Last month, I posted a survey to find out the Glasgow Coma Scale (GCS) values trauma centers were using to trigger their highest level trauma activation. Nearly 150 people responded, providing a nice snapshot of practices worldwide. Today, I’ll summarize the responses and provide a bit of commentary about them.
There were a total of 147 respondents from around the world. I tried to eliminate duplicates from the same center using a self-reported postal code. However, this was an optional field, so there is the possibility that a few crept in. Readers from at least six countries outside the US also responded.
The question was: “What is the highest GCS score that triggers a top-level trauma activation at your trauma center?”
Here is a chart that shows the results. The proper way to read it is “a trauma activation is called if GCS < xx” where xx is the score under the bar in the chart.
The whole point to calling a trauma activation is to have the full trauma team and infrastructure (labs, imaging, blood, etc.) in place to rapidly assess a patient with life-threatening injuries. In theory this should afford them the best probability of survival.
So what is the optimal GCS score to activate your trauma team?

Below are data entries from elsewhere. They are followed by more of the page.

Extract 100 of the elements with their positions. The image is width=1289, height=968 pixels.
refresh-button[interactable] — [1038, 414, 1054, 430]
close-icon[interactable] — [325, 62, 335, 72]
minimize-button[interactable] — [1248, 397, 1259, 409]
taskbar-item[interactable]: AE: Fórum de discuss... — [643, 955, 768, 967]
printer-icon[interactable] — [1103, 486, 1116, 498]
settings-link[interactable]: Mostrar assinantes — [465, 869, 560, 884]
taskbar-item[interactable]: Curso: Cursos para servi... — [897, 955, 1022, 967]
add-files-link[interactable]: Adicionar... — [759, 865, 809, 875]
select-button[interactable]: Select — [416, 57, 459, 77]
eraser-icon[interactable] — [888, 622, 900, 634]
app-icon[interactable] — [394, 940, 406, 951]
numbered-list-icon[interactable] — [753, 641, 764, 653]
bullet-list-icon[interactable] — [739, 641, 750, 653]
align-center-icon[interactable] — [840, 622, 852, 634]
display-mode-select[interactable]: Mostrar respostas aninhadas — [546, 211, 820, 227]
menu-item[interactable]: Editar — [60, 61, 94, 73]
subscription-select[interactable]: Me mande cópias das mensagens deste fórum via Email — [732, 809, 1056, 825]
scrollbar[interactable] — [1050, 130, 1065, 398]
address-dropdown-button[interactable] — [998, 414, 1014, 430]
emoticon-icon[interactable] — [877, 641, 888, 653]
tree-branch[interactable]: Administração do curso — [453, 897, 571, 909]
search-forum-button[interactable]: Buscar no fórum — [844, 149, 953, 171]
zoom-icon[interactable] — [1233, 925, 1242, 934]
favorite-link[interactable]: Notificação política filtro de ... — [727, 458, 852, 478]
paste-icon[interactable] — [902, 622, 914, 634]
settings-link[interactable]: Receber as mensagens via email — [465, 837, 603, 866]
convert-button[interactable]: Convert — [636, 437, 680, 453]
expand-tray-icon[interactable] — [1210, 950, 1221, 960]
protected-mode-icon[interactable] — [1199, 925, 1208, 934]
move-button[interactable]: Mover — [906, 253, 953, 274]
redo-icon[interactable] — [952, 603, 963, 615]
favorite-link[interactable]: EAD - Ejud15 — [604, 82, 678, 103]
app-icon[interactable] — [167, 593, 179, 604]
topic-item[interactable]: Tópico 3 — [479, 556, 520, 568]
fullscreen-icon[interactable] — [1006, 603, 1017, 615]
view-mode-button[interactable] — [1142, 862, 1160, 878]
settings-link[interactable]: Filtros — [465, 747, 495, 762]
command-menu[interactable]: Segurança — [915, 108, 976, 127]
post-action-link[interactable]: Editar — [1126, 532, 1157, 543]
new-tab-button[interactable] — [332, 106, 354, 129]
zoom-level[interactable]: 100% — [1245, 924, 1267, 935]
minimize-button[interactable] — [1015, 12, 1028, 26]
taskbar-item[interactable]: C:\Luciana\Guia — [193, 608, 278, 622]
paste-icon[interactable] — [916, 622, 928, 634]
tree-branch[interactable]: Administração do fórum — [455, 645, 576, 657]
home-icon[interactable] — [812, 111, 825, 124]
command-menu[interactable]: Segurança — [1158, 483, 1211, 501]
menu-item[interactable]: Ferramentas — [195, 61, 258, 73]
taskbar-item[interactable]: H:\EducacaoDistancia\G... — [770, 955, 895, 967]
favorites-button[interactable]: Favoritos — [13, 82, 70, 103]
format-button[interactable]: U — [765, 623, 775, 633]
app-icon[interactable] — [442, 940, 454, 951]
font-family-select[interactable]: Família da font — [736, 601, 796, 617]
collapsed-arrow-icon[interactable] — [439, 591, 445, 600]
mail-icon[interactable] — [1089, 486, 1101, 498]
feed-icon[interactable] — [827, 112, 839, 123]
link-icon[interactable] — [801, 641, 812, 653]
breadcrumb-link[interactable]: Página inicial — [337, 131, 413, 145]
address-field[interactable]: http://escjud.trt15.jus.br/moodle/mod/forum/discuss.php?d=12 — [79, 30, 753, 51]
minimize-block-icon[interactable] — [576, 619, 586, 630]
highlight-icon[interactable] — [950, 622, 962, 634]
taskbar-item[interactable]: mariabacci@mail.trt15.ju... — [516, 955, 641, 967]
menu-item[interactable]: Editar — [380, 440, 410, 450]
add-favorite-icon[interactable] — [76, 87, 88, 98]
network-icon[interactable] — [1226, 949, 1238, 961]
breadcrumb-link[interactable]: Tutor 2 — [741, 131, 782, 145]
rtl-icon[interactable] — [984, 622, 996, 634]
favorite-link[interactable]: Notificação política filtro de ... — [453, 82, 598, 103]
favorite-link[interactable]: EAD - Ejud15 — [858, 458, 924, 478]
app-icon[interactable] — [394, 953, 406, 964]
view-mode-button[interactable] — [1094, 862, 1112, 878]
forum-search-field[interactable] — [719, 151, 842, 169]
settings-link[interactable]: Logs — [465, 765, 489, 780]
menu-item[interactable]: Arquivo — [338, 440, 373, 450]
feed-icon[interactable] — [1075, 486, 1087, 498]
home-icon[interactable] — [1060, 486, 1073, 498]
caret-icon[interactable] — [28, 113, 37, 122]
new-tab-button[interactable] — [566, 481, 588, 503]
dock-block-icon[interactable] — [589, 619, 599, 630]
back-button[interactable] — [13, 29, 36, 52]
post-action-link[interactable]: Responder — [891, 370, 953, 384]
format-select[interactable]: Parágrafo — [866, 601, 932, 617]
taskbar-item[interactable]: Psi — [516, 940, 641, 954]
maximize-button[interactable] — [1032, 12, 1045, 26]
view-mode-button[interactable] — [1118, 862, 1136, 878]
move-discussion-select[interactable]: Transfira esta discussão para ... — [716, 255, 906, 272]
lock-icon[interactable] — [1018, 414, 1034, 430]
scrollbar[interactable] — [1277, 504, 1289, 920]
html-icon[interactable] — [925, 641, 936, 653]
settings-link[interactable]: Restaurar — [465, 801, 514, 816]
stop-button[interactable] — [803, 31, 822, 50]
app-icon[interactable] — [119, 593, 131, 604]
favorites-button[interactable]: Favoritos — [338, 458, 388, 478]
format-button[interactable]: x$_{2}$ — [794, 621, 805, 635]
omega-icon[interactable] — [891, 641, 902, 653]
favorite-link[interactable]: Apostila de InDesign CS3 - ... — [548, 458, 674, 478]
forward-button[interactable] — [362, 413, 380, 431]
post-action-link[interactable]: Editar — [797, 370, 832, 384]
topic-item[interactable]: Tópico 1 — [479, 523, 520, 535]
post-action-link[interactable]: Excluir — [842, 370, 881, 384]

Unfortunately, this remains difficult to answer exactly. From the chart, you can see that the most common scores were 8, 9, and 13. Why such a spread?
The GCS 8 and 9 levels are a no-brainer (ha!). These patients are comatose or nearly so, and obviously need prompt attention such as airway control, head CT, and neurosurgical consultation. But what about the patients with GCS 13? They have lost two points, typically for eye-opening and verbal response. This may indeed indicate a significant head injury. But all too often we see this same score in patients who are intoxicated. Do we really need (or want) to activate the full team for each and every intoxicated patient? Can we screen them out in some way?
The answer to both questions is yes. The most important tip is to know your patient population. There is an association between GCS and need for operative intervention that was oft-quoted in the ATLS course. However, I have not been able to find a definitive paper on this topic.
I recommend that you tap into your trauma registry and create a chart that shows presenting GCS vs early neuro-intervention (ICP monitor or craniectomy within 24 hours). Find the GCS score where you see a “significant” bump in the number needing a procedure, and use this as your trauma activation threshold. This report will automatically take into account the number of intoxicated patients you treat.
I would also recommend you do a separate report on age vs need for neuro-intervention with GCS<15. The older population tends to require craniectomy for TBI more often and at higher GCS levels than younger people. You may factor this into your single GCS criterion, or add a separate one at a different level for patients over 55, or 60, or whatever reflects your patient age mix.
Bottom line: Make sure your GCS trauma activation criteria adequately identify your patients who truly have a need for speed in their trauma evaluation. A GCS of 8 or 9 may be too low, and a score in the teens is probably more appropriate for most centers. Use your trauma registry to determine the best score for you so you can capture the patients who have critical needs while trying to keep overtriage under control.